NASA reveals secret of ultraviolet X-ray radiation
- April 29, 2023
- 0
Exotic space objects, known as ultraviolet X-ray sources, generate about 10 million times more energy than the Sun. In fact, they are so bright that they seem to
Exotic space objects, known as ultraviolet X-ray sources, generate about 10 million times more energy than the Sun. In fact, they are so bright that they seem to
Exotic space objects, known as ultraviolet X-ray sources, generate about 10 million times more energy than the Sun. In fact, they are so bright that they seem to exceed a physical limit called the Eddington limit, which limits how bright an object can be based on its mass. Ultra-bright X-ray sources (ULX for short) regularly exceed this limit by 100-500 times, baffling scientists.
In a recently published study Astrophysical Journal, researchers report a first-of-its-kind ULX measurement made with NASA’s Nuclear Spectroscopic Telescope Array (NuSTAR). The finding confirms that these light emitters are indeed as bright as they appear and violate the Eddington limit. The hypothesis suggests that this incredible brightness is due to ULX’s strong magnetic fields. But scientists can only test this idea with observations: ULX’s magnetic fields, billions of times stronger than the strongest magnets ever created on Earth, cannot be reproduced in the laboratory.
Illustration of the NuSTAR spacecraft with a 30-foot (10-meter) mast separating the optical modules (right) from the focal plane detectors (left). This separation is essential for the method used to detect X-rays.
Particles of light called photons exert a small force on the objects they collide with. If a space object like the ULX emits enough light per square meter, the outward repulsion of photons can overcome the object’s inward gravitational pull. When this happens, the object has reached the Eddington limit and the light from the object will theoretically repel any gas or other material falling on it.
This key is important when light outweighs gravity because the material falling on the ULX is the source of its shine. This is what scientists often observe in black holes: When strong gravity attracts stray gas and dust, these materials can heat up and emit light. Scientists previously believed that ULXs were black holes surrounded by reservoirs of bright gas. But data from NuSTAR in 2014 revealed that the ULX, called M82 X-2, is actually a less massive object called a neutron star. Like black holes, neutron stars form when a star dies and collapses, compressing more than our Sun’s mass from a medium-sized city into a not-so-large area.

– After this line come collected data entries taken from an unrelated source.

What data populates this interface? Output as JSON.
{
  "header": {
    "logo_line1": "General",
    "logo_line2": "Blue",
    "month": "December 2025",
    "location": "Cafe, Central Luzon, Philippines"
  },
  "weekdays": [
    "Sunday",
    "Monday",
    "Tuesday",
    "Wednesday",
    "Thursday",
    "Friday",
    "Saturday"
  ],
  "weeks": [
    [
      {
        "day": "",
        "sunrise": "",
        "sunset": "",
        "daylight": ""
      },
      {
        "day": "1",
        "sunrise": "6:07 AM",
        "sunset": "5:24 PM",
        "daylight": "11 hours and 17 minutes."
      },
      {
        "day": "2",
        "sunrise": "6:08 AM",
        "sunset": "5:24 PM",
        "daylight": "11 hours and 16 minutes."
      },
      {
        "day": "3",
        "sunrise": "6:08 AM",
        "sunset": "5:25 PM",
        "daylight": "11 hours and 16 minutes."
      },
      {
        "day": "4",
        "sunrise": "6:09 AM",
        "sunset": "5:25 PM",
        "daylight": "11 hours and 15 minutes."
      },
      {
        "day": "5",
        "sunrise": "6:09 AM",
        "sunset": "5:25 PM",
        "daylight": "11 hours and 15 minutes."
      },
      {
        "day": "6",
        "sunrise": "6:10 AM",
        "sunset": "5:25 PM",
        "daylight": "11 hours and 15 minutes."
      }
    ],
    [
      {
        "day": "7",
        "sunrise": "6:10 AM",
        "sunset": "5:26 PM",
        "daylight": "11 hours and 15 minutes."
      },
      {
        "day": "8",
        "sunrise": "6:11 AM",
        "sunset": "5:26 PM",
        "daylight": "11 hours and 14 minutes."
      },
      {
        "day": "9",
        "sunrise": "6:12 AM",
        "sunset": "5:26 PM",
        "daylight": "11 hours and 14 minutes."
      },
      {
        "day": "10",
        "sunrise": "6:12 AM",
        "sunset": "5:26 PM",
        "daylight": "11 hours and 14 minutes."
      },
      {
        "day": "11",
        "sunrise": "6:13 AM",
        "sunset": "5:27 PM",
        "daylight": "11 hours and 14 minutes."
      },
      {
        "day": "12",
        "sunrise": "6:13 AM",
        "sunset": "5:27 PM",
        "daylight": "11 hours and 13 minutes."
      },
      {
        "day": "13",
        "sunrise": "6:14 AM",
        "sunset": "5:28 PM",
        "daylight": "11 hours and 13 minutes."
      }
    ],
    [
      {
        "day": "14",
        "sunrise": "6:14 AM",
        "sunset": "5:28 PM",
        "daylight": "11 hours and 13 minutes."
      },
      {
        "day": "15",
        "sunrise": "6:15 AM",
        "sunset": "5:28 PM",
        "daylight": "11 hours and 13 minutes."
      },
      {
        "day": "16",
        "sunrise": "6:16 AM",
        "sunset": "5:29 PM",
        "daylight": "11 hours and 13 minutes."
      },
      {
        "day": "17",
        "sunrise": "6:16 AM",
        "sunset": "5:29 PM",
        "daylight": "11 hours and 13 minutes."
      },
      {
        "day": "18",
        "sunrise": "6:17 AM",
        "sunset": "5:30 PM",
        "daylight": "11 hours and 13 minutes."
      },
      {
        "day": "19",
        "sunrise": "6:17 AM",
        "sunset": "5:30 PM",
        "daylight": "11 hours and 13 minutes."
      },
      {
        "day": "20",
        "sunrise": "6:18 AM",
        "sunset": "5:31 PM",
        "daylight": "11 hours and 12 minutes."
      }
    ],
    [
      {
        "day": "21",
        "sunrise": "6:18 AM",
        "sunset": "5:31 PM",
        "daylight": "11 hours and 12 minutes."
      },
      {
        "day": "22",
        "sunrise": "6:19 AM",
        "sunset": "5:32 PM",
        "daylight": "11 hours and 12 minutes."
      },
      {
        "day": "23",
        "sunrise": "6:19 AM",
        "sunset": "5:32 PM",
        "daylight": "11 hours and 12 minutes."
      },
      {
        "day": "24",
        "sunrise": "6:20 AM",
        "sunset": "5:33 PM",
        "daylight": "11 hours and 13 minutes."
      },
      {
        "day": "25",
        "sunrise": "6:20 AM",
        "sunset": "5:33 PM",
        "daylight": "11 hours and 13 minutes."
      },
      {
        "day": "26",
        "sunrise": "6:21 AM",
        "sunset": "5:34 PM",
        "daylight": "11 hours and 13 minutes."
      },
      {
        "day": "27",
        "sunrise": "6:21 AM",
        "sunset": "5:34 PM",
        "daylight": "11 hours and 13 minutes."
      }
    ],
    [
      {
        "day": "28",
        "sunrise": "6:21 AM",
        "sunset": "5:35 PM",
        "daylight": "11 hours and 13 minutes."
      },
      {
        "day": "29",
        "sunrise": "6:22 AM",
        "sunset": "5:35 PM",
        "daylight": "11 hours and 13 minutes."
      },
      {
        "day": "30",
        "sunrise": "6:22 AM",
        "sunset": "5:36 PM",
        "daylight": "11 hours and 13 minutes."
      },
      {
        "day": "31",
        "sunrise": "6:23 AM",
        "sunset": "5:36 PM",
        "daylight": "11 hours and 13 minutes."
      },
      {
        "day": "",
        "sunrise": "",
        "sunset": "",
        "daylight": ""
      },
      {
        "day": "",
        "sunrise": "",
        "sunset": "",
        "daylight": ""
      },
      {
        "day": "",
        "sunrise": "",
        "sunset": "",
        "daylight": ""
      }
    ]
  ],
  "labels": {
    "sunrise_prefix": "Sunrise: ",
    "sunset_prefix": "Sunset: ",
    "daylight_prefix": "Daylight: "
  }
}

This incredible density also creates a gravitational force on the surface of the neutron star, about 100 trillion times stronger than the gravitational force on the Earth’s surface. Gas and other material pulled by this gravity are accelerated millions of miles per hour as they collide with the surface of the neutron star, releasing enormous energy. (A marshmallow falling on the surface of a neutron star hits it with the energy of a thousand hydrogen bombs.) This creates the high-energy X-ray light that NuSTAR detected.
A recent study targeted the same ULX that formed the basis of the 2014 discovery and found that as a cosmic parasite, M82 X-2 steals about 9 billion trillion tons of material per year, or about 1.5 times more, from its nearby star. Earth mass By knowing the amount of material hitting the surface of the neutron star, scientists can estimate how bright the ULX should be, and their calculations are consistent with independent measurements of its brightness. The study confirmed that the M82 X-2 had crossed the Eddington boundary.
If scientists can confirm the brightness of more ULXs, they could challenge the hypothesis that explains the apparent brightness of these objects without the ULXs exceeding the Eddington limit. This hypothesis, based on observations of other space objects, proposes that strong winds form a hollow cone around the light source, concentrating most of the radiation in one direction. If you point the cone directly at Earth, it can create a kind of optical illusion, giving the false impression that the ULX has exceeded its brightness limit.
Even if that may be the case for some ULXs, an alternative hypothesis supported by the new work suggests that strong magnetic fields transform roughly spherical atoms into elongated string-like shapes. This will reduce the photons’ ability to repel atoms, ultimately increasing the object’s maximum possible brightness.
“These observations allow us to see the effects of these incredibly powerful magnetic fields that we could never reproduce on Earth with current technology,” said Matteo Bacchetti, an astrophysicist from the Cagliari Observatory of the National Institute of Astrophysics in Italy and lead author of the study. latest work. . “That’s the beauty of astronomy. By observing the sky, we expand our ability to discover how the universe works. On the other hand, we can’t do experiments to get quick answers; we have to wait for the universe to reveal its secrets to us.”